Sonntagnachmittag, unten am Hafen. Matinee-Konzerte mit spannenden Künstlerinnen und Künstlern von nah und fern, bei denen das Publikum in entspannter Atmosphäre das Wochenende ausklingen lassen kann, haben im Offenbacher Hafen 2 eine lange Tradition. Oft sind diese Shows auch die Chance, neue Musik und neue Lieblingsacts zu entdecken, und auch an diesem Nachmittag sind die neugierig Interessierten, die nach Kaffee und Kuchen im Hafen-2-Café in den Konzertsaal geströmt sind, zahlreicher vertreten als die eingeschworenen Fans. Den Anfang macht um kurz nach 16.00 Uhr Michael Benjamin, der nach den millionenfach gestreamten und in den USA sogar in der Erfolgsserie "Shameless" zu Soundtrack-Ehren gekommenen Songs seines Projekts Native nun auf sein erstes Album unter eigenem Namen zusteuert, das in wenigen Monaten erscheinen soll. In Offenbach steht der Schweizer Singer/Songwriter allein auf der Bühne, und obwohl er sich alle Mühe gibt, seine Songs möglichst abwechslungsreich mit Akustik- oder Stromgitarre, Keyboards und Beiwerk auf Knopfdruck zu inszenieren, bleibt er trotz einer gehörigen Portion Pathos leider doch etwas farblos. Das liegt zum einen daran, dass er bis auf einige wenige flüchtige Floskeln auf Ansagen verzichtet und so seine in Melancholie getauchten Songs allein für sich sprechen müssen, und zum anderen daran, dass der willkommen echte Handmade-Vibe vieler seiner Songs bisweilen nicht so recht zu den Sounds aus der Konserve passen will. Die Highlights seines 40-minütigen Sets sind deshalb die klanglich reduzierten Nummern, die ganz auf ihn als Performer konzentriert sind, wie das mit einem Hauch von Americana glänzende "Perfect Day" und ganz am Ende die entschlackte Version seines alten Hits "Ocean".

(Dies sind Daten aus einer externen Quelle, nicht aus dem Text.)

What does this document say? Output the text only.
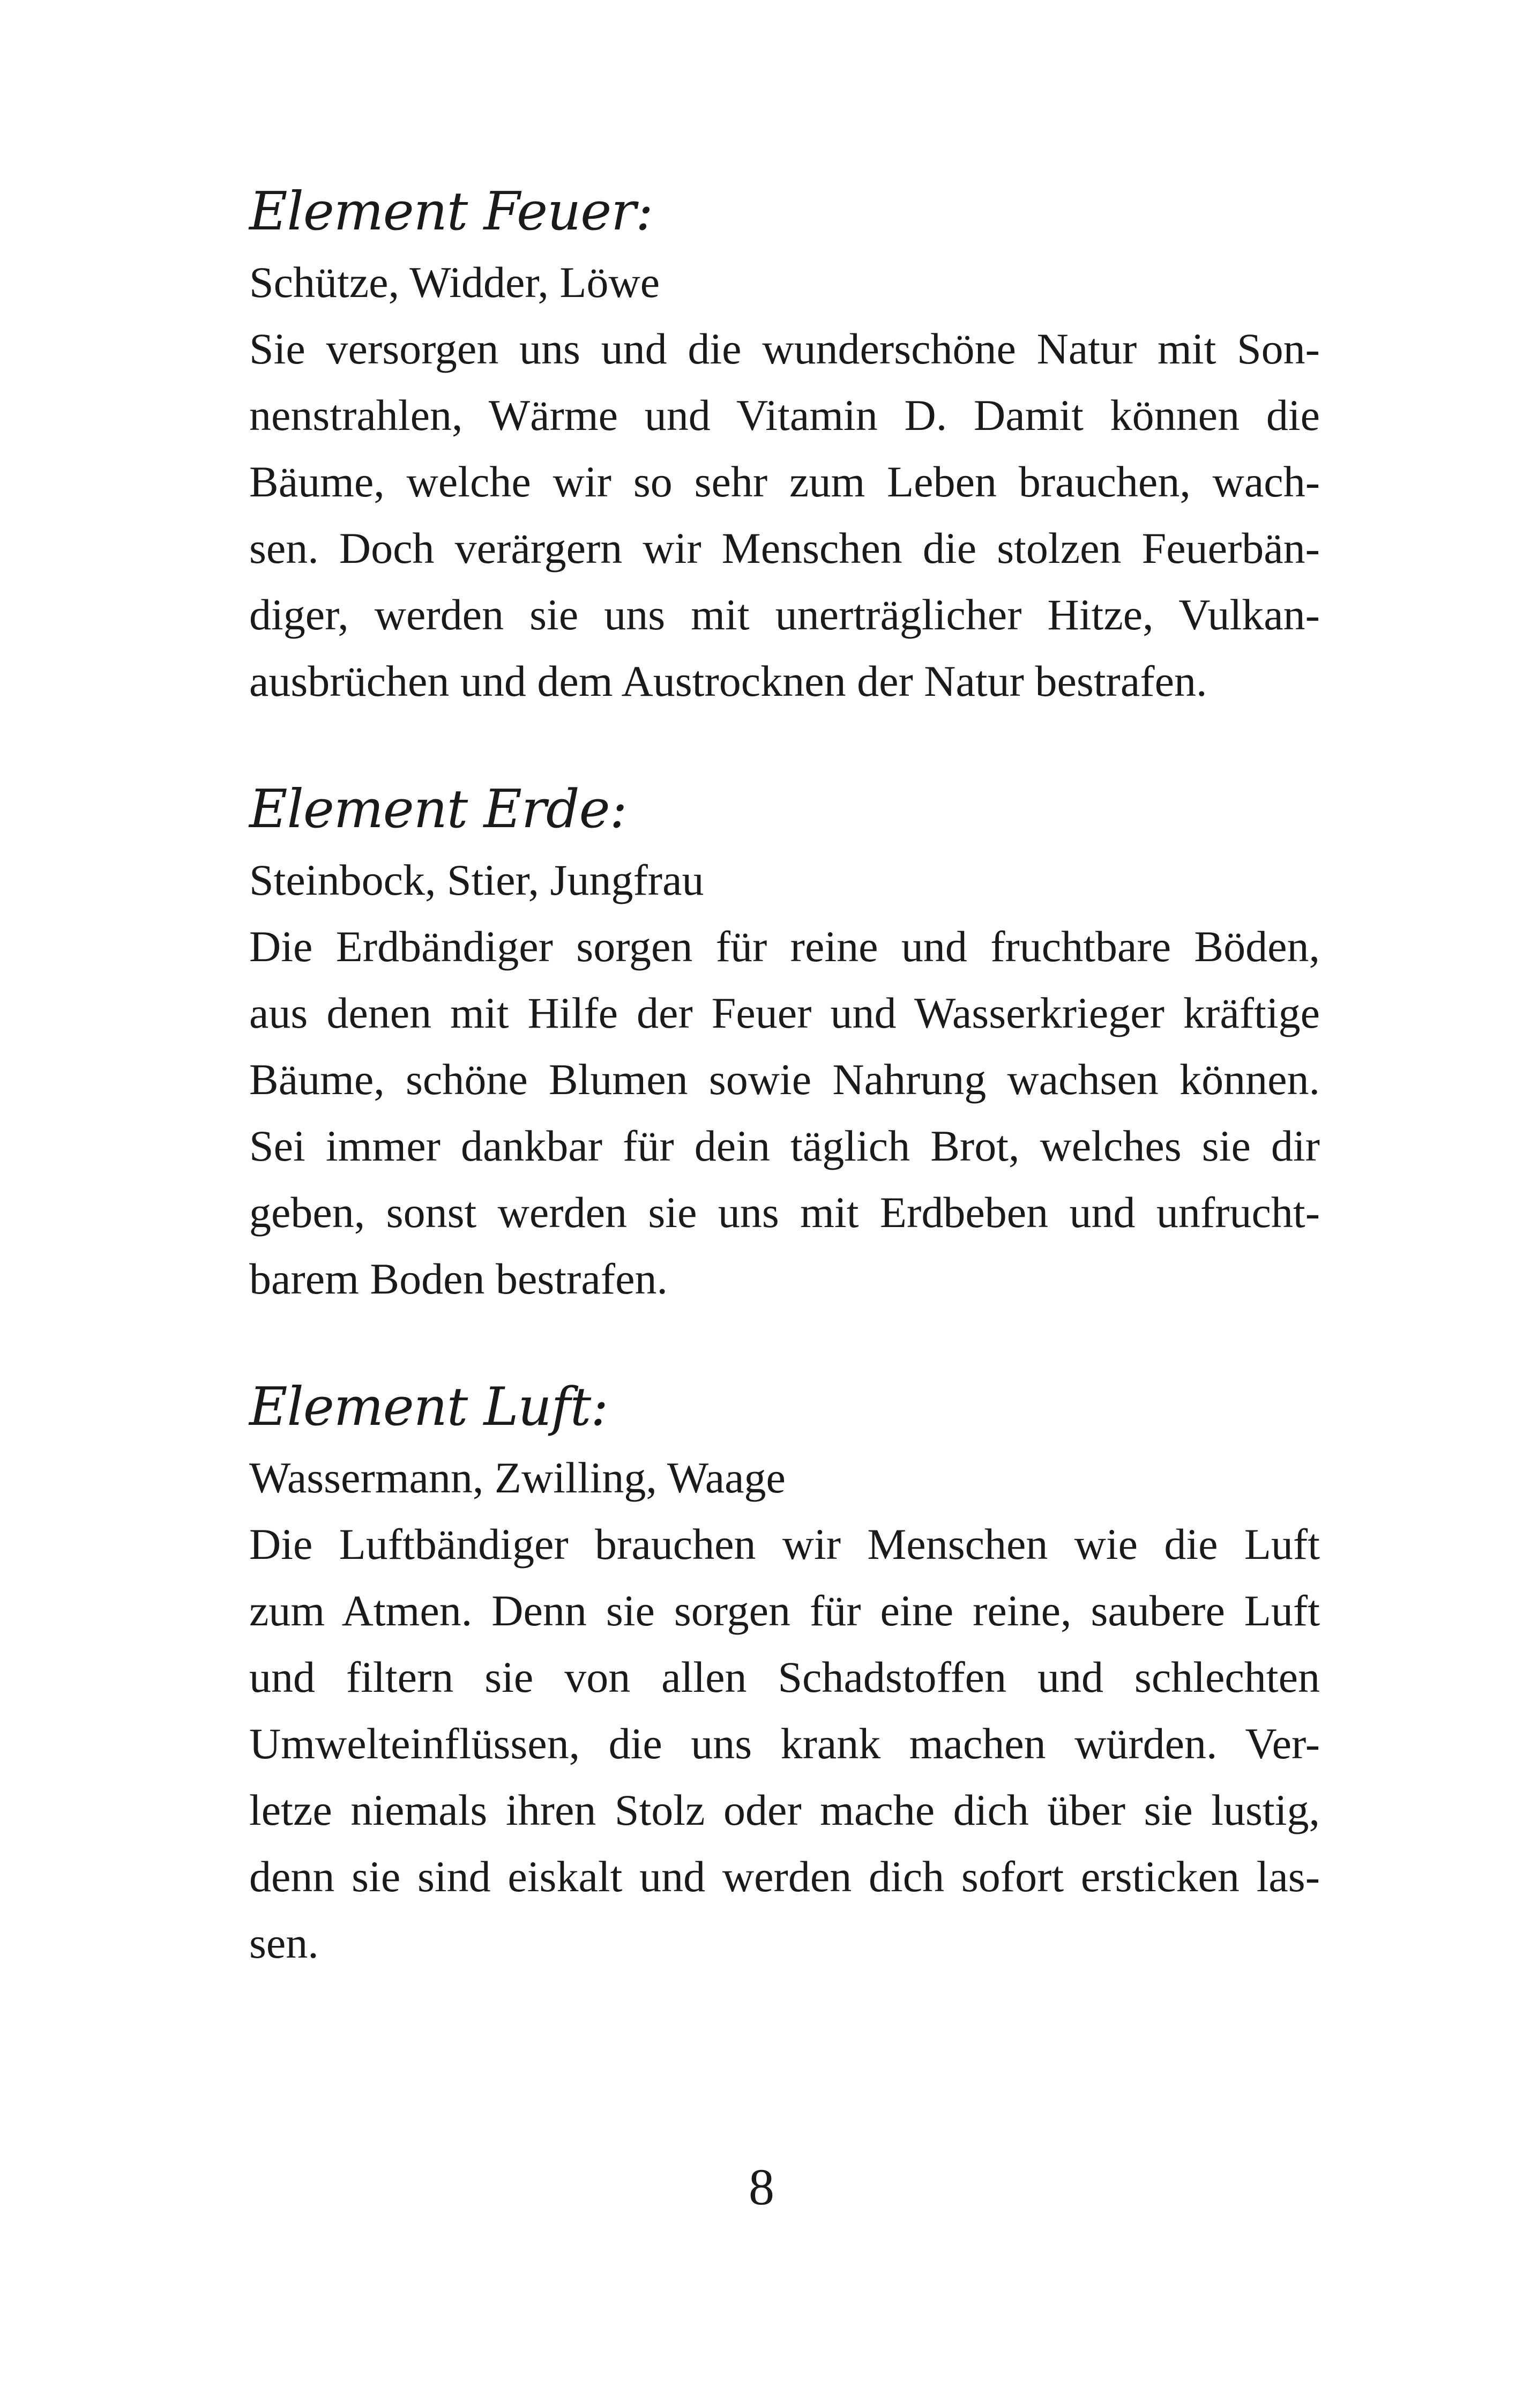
Element Feuer:
Schütze, Widder, Löwe
Sie versorgen uns und die wunderschöne Natur mit Son-
nenstrahlen, Wärme und Vitamin D. Damit können die
Bäume, welche wir so sehr zum Leben brauchen, wach-
sen. Doch verärgern wir Menschen die stolzen Feuerbän-
diger, werden sie uns mit unerträglicher Hitze, Vulkan-
ausbrüchen und dem Austrocknen der Natur bestrafen.
Element Erde:
Steinbock, Stier, Jungfrau
Die Erdbändiger sorgen für reine und fruchtbare Böden,
aus denen mit Hilfe der Feuer und Wasserkrieger kräftige
Bäume, schöne Blumen sowie Nahrung wachsen können.
Sei immer dankbar für dein täglich Brot, welches sie dir
geben, sonst werden sie uns mit Erdbeben und unfrucht-
barem Boden bestrafen.
Element Luft:
Wassermann, Zwilling, Waage
Die Luftbändiger brauchen wir Menschen wie die Luft
zum Atmen. Denn sie sorgen für eine reine, saubere Luft
und filtern sie von allen Schadstoffen und schlechten
Umwelteinflüssen, die uns krank machen würden. Ver-
letze niemals ihren Stolz oder mache dich über sie lustig,
denn sie sind eiskalt und werden dich sofort ersticken las-
sen.
8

Wie es besser geht, zeigt danach Karo Lynn, und das nicht nur, weil sie zwischen den Songs genau die richtigen Worte findet, um das Publikum an ihren Gedanken zu den Liedern teilhaben zu lassen. Gemeinsam mit ihren drei Mitstreitern Cornelius Miller (Schlagzeug), Tom Bunzel (Bass, Synthesizer) und Jonas Knopf (Gitarre, Piano) beeindruckt sie mit einem perfekt abgestimmten Sound, bei dem alles echt ist und der ganz von der Dynamik der vier Musikerinnen und Musiker lebt, für die es offenbar eine helle Freude ist, die ausgefuchsten "A Line In My Skin"-Arrangements live facettenreich und fantasievoll in einem ganz neuen Licht erscheinen zu lassen. Dass sie dabei mehr Gewicht auf die Gitarren als auf die Tasteninstrumente legen, nimmt der beklemmenden Düsternis, mit der die Studioversionen beeindruckt hatten, vom ersten Ton an etwas von der fühlbaren Schwere. Gleich zu Beginn begeistert "When All Is Still The Same" mit großer Intensität, die dennoch nie erdrückend wirkt, während sich bei "You Inside Me" der Fokus von einem modernen Produktionsanstrich hin zu einem unwiderstehlichen Groove verlagert und der Song so deutlich lebendiger als in der alles andere als schlechten Studioversion wirkt. Doch so gut und wichtig die Band hinter Karo Lynn auch ist: Mit ihrer Solonummer "Silver Lining" zur Mitte des 75-Minuten-Sets unterstreicht die Protagonistin, dass das, was an diesem Konzertnachmittag wirklich heraussticht, praktisch allein von ihr kommt, denn sie fasziniert nicht nur mit dem wunderbar dunklen Timbre ihrer ausdrucksstarken und kraftvollen Stimme, sondern gerade auch mit ihrem fabelhaften Gitarrensound, der praktisch bei jedem Song der emotionale Anker ist und ihren ausführlichen Soli - besonders famos: "Still, Staring Ahead" - die besondere Note verleiht.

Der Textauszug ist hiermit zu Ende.